I think a GM toolbox type book is something I could use. Additional rules to handle naval combat (well), mass combat, additional systems for running factions, optional rules to hack the game into different tech levels and tones, stuff like that.
 

billd91

Not your screen monkey (he/him) 🇺🇦🇵🇸🏳️‍⚧️
The "expedition" series in late 3.5 (Castle Ravenloft, Ruins of Greyhawk, Demonweb Pits) and their "Delve format" were at least an attempt by WotC to make adventures easier to run. And they continued that throughout 4e.
5e adventures were a regression in ease of use. They include paragraphs of text, are organized with impertinent background information, drop details on the DM like a plot twist in a novel.
I know there are a lot of detractors of the "Delve format". I found them symptomatic of WotC's shift in focusing on The Combat Encounter(tm), even at the expense of the context of the adventure. While some combat encounters were well-handled by the focus, I found it really jarring to go from the text of the adventure for part of the encounter/exploration to then flip to the Delve spread for the combat elements and back.
 

You know what I really miss? The module.

Most of the adventures sold by WotC are not adventures. They are campaigns. "Let's go in these goblin cave rescue our friend" you do at level 2, that's an adventure. "we need the trident of awesomeness, this pirate has it, let's infiltrate his ship and steal it!" That's an adventure. Starting at level 1-2 helping people deal with unatural weather and ending at level 10ish fighting the goddess of frost? That's a campaign.
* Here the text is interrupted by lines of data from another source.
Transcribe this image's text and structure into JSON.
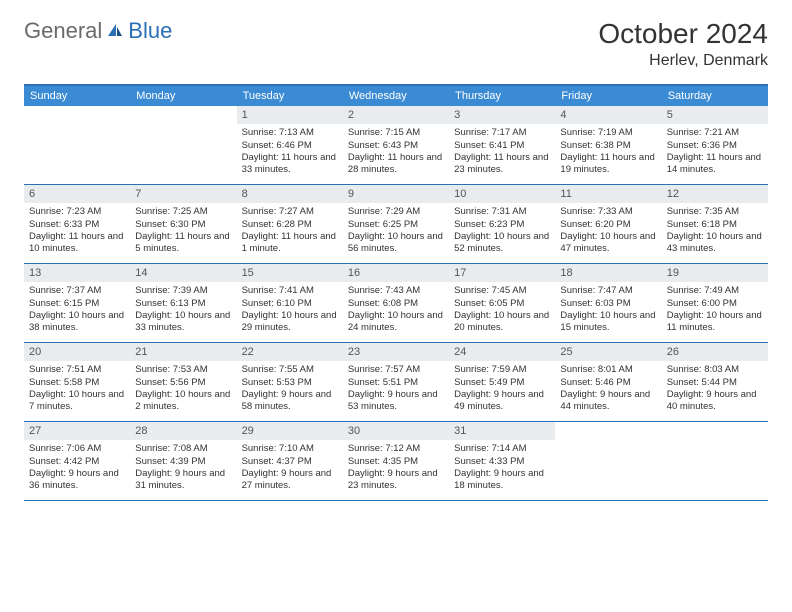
{
  "logo": {
    "text1": "General",
    "text2": "Blue"
  },
  "title": "October 2024",
  "location": "Herlev, Denmark",
  "colors": {
    "header_bg": "#3b8bd4",
    "border": "#2b6fb5",
    "daynum_bg": "#e8ecef",
    "text": "#333333",
    "logo_gray": "#6a6a6a",
    "logo_blue": "#2b6fb5"
  },
  "weekdays": [
    "Sunday",
    "Monday",
    "Tuesday",
    "Wednesday",
    "Thursday",
    "Friday",
    "Saturday"
  ],
  "weeks": [
    [
      null,
      null,
      {
        "n": "1",
        "sr": "7:13 AM",
        "ss": "6:46 PM",
        "dl": "11 hours and 33 minutes."
      },
      {
        "n": "2",
        "sr": "7:15 AM",
        "ss": "6:43 PM",
        "dl": "11 hours and 28 minutes."
      },
      {
        "n": "3",
        "sr": "7:17 AM",
        "ss": "6:41 PM",
        "dl": "11 hours and 23 minutes."
      },
      {
        "n": "4",
        "sr": "7:19 AM",
        "ss": "6:38 PM",
        "dl": "11 hours and 19 minutes."
      },
      {
        "n": "5",
        "sr": "7:21 AM",
        "ss": "6:36 PM",
        "dl": "11 hours and 14 minutes."
      }
    ],
    [
      {
        "n": "6",
        "sr": "7:23 AM",
        "ss": "6:33 PM",
        "dl": "11 hours and 10 minutes."
      },
      {
        "n": "7",
        "sr": "7:25 AM",
        "ss": "6:30 PM",
        "dl": "11 hours and 5 minutes."
      },
      {
        "n": "8",
        "sr": "7:27 AM",
        "ss": "6:28 PM",
        "dl": "11 hours and 1 minute."
      },
      {
        "n": "9",
        "sr": "7:29 AM",
        "ss": "6:25 PM",
        "dl": "10 hours and 56 minutes."
      },
      {
        "n": "10",
        "sr": "7:31 AM",
        "ss": "6:23 PM",
        "dl": "10 hours and 52 minutes."
      },
      {
        "n": "11",
        "sr": "7:33 AM",
        "ss": "6:20 PM",
        "dl": "10 hours and 47 minutes."
      },
      {
        "n": "12",
        "sr": "7:35 AM",
        "ss": "6:18 PM",
        "dl": "10 hours and 43 minutes."
      }
    ],
    [
      {
        "n": "13",
        "sr": "7:37 AM",
        "ss": "6:15 PM",
        "dl": "10 hours and 38 minutes."
      },
      {
        "n": "14",
        "sr": "7:39 AM",
        "ss": "6:13 PM",
        "dl": "10 hours and 33 minutes."
      },
      {
        "n": "15",
        "sr": "7:41 AM",
        "ss": "6:10 PM",
        "dl": "10 hours and 29 minutes."
      },
      {
        "n": "16",
        "sr": "7:43 AM",
        "ss": "6:08 PM",
        "dl": "10 hours and 24 minutes."
      },
      {
        "n": "17",
        "sr": "7:45 AM",
        "ss": "6:05 PM",
        "dl": "10 hours and 20 minutes."
      },
      {
        "n": "18",
        "sr": "7:47 AM",
        "ss": "6:03 PM",
        "dl": "10 hours and 15 minutes."
      },
      {
        "n": "19",
        "sr": "7:49 AM",
        "ss": "6:00 PM",
        "dl": "10 hours and 11 minutes."
      }
    ],
    [
      {
        "n": "20",
        "sr": "7:51 AM",
        "ss": "5:58 PM",
        "dl": "10 hours and 7 minutes."
      },
      {
        "n": "21",
        "sr": "7:53 AM",
        "ss": "5:56 PM",
        "dl": "10 hours and 2 minutes."
      },
      {
        "n": "22",
        "sr": "7:55 AM",
        "ss": "5:53 PM",
        "dl": "9 hours and 58 minutes."
      },
      {
        "n": "23",
        "sr": "7:57 AM",
        "ss": "5:51 PM",
        "dl": "9 hours and 53 minutes."
      },
      {
        "n": "24",
        "sr": "7:59 AM",
        "ss": "5:49 PM",
        "dl": "9 hours and 49 minutes."
      },
      {
        "n": "25",
        "sr": "8:01 AM",
        "ss": "5:46 PM",
        "dl": "9 hours and 44 minutes."
      },
      {
        "n": "26",
        "sr": "8:03 AM",
        "ss": "5:44 PM",
        "dl": "9 hours and 40 minutes."
      }
    ],
    [
      {
        "n": "27",
        "sr": "7:06 AM",
        "ss": "4:42 PM",
        "dl": "9 hours and 36 minutes."
      },
      {
        "n": "28",
        "sr": "7:08 AM",
        "ss": "4:39 PM",
        "dl": "9 hours and 31 minutes."
      },
      {
        "n": "29",
        "sr": "7:10 AM",
        "ss": "4:37 PM",
        "dl": "9 hours and 27 minutes."
      },
      {
        "n": "30",
        "sr": "7:12 AM",
        "ss": "4:35 PM",
        "dl": "9 hours and 23 minutes."
      },
      {
        "n": "31",
        "sr": "7:14 AM",
        "ss": "4:33 PM",
        "dl": "9 hours and 18 minutes."
      },
      null,
      null
    ]
  ],
  "labels": {
    "sunrise": "Sunrise: ",
    "sunset": "Sunset: ",
    "daylight": "Daylight: "
  }
}
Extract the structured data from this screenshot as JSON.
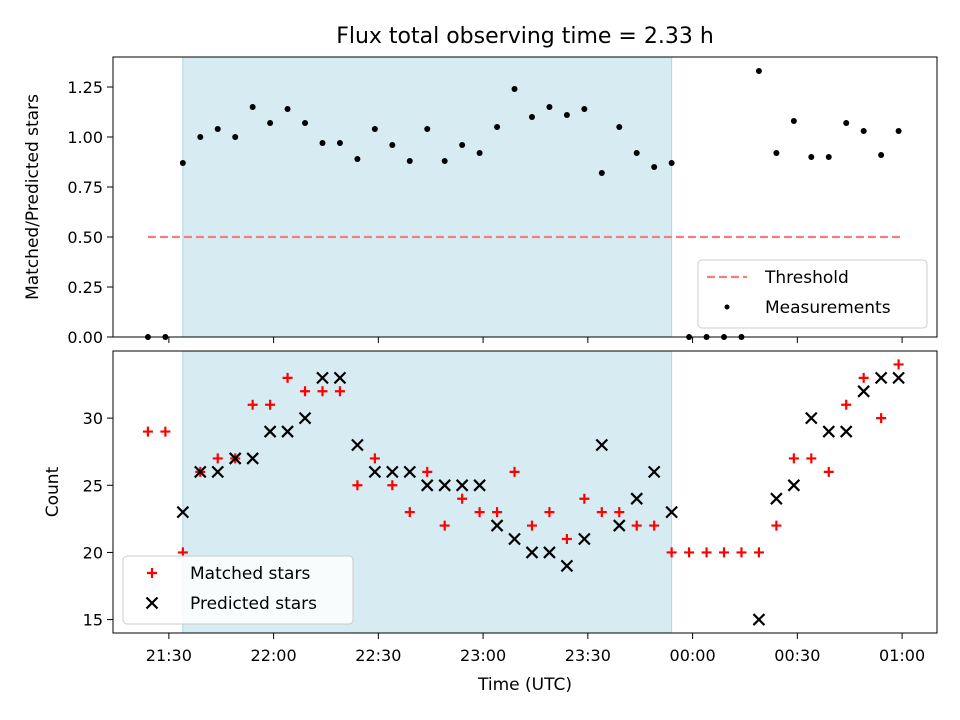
{
  "chart_data": [
    {
      "type": "scatter",
      "panel": "top",
      "title": "Flux total observing time = 2.33 h",
      "ylabel": "Matched/Predicted stars",
      "ylim": [
        0,
        1.4
      ],
      "yticks": [
        "0.00",
        "0.25",
        "0.50",
        "0.75",
        "1.00",
        "1.25"
      ],
      "ytick_values": [
        0,
        0.25,
        0.5,
        0.75,
        1.0,
        1.25
      ],
      "xlim_minutes": [
        1274,
        1510
      ],
      "highlight_span_minutes": [
        1294,
        1434
      ],
      "highlight_color": "#add8e6",
      "legend": {
        "location": "lower right",
        "entries": [
          "Threshold",
          "Measurements"
        ]
      },
      "series": [
        {
          "name": "Threshold",
          "style": "dashed-line",
          "color": "#f08080",
          "x": [
            1284,
            1500
          ],
          "y": [
            0.5,
            0.5
          ]
        },
        {
          "name": "Measurements",
          "style": "dot",
          "color": "#000000",
          "x": [
            1284,
            1289,
            1294,
            1299,
            1304,
            1309,
            1314,
            1319,
            1324,
            1329,
            1334,
            1339,
            1344,
            1349,
            1354,
            1359,
            1364,
            1369,
            1374,
            1379,
            1384,
            1389,
            1394,
            1399,
            1404,
            1409,
            1414,
            1419,
            1424,
            1429,
            1434,
            1439,
            1444,
            1449,
            1454,
            1459,
            1464,
            1469,
            1474,
            1479,
            1484,
            1489,
            1494,
            1499
          ],
          "y": [
            0.0,
            0.0,
            0.87,
            1.0,
            1.04,
            1.0,
            1.15,
            1.07,
            1.14,
            1.07,
            0.97,
            0.97,
            0.89,
            1.04,
            0.96,
            0.88,
            1.04,
            0.88,
            0.96,
            0.92,
            1.05,
            1.24,
            1.1,
            1.15,
            1.11,
            1.14,
            0.82,
            1.05,
            0.92,
            0.85,
            0.87,
            0.0,
            0.0,
            0.0,
            0.0,
            1.33,
            0.92,
            1.08,
            0.9,
            0.9,
            1.07,
            1.03,
            0.91,
            1.03
          ]
        }
      ]
    },
    {
      "type": "scatter",
      "panel": "bottom",
      "ylabel": "Count",
      "xlabel": "Time (UTC)",
      "ylim": [
        14,
        35
      ],
      "yticks": [
        "15",
        "20",
        "25",
        "30"
      ],
      "ytick_values": [
        15,
        20,
        25,
        30
      ],
      "xticks": [
        "21:30",
        "22:00",
        "22:30",
        "23:00",
        "23:30",
        "00:00",
        "00:30",
        "01:00"
      ],
      "xtick_values_minutes": [
        1290,
        1320,
        1350,
        1380,
        1410,
        1440,
        1470,
        1500
      ],
      "xlim_minutes": [
        1274,
        1510
      ],
      "highlight_span_minutes": [
        1294,
        1434
      ],
      "highlight_color": "#add8e6",
      "legend": {
        "location": "lower left",
        "entries": [
          "Matched stars",
          "Predicted stars"
        ]
      },
      "series": [
        {
          "name": "Matched stars",
          "style": "plus",
          "color": "#ff0000",
          "x": [
            1284,
            1289,
            1294,
            1299,
            1304,
            1309,
            1314,
            1319,
            1324,
            1329,
            1334,
            1339,
            1344,
            1349,
            1354,
            1359,
            1364,
            1369,
            1374,
            1379,
            1384,
            1389,
            1394,
            1399,
            1404,
            1409,
            1414,
            1419,
            1424,
            1429,
            1434,
            1439,
            1444,
            1449,
            1454,
            1459,
            1464,
            1469,
            1474,
            1479,
            1484,
            1489,
            1494,
            1499
          ],
          "y": [
            29,
            29,
            20,
            26,
            27,
            27,
            31,
            31,
            33,
            32,
            32,
            32,
            25,
            27,
            25,
            23,
            26,
            22,
            24,
            23,
            23,
            26,
            22,
            23,
            21,
            24,
            23,
            23,
            22,
            22,
            20,
            20,
            20,
            20,
            20,
            20,
            22,
            27,
            27,
            26,
            31,
            33,
            30,
            34
          ]
        },
        {
          "name": "Predicted stars",
          "style": "x",
          "color": "#000000",
          "x": [
            1294,
            1299,
            1304,
            1309,
            1314,
            1319,
            1324,
            1329,
            1334,
            1339,
            1344,
            1349,
            1354,
            1359,
            1364,
            1369,
            1374,
            1379,
            1384,
            1389,
            1394,
            1399,
            1404,
            1409,
            1414,
            1419,
            1424,
            1429,
            1434,
            1459,
            1464,
            1469,
            1474,
            1479,
            1484,
            1489,
            1494,
            1499
          ],
          "y": [
            23,
            26,
            26,
            27,
            27,
            29,
            29,
            30,
            33,
            33,
            28,
            26,
            26,
            26,
            25,
            25,
            25,
            25,
            22,
            21,
            20,
            20,
            19,
            21,
            28,
            22,
            24,
            26,
            23,
            15,
            24,
            25,
            30,
            29,
            29,
            32,
            33,
            33
          ]
        }
      ]
    }
  ]
}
I used to run a lot of modules - stand alone adventures, sometimes came in a series, sometimes not - that I would insert in a campaign.

Yeah, definitely. I really am not interested in the current adventure paths that are whole campaigns. That is way too restrictive for my liking, not to mention the amount of time it takes to read and internalise all the information.

What I could use is a book of generic bare bones adventures lasting preferably one session or three at most, presented in concise manner, that I could easily embellish and plug into any setting. Something for when you realise there is a session tomorrow and you've had no time to plan, not something to base an entire campaign around.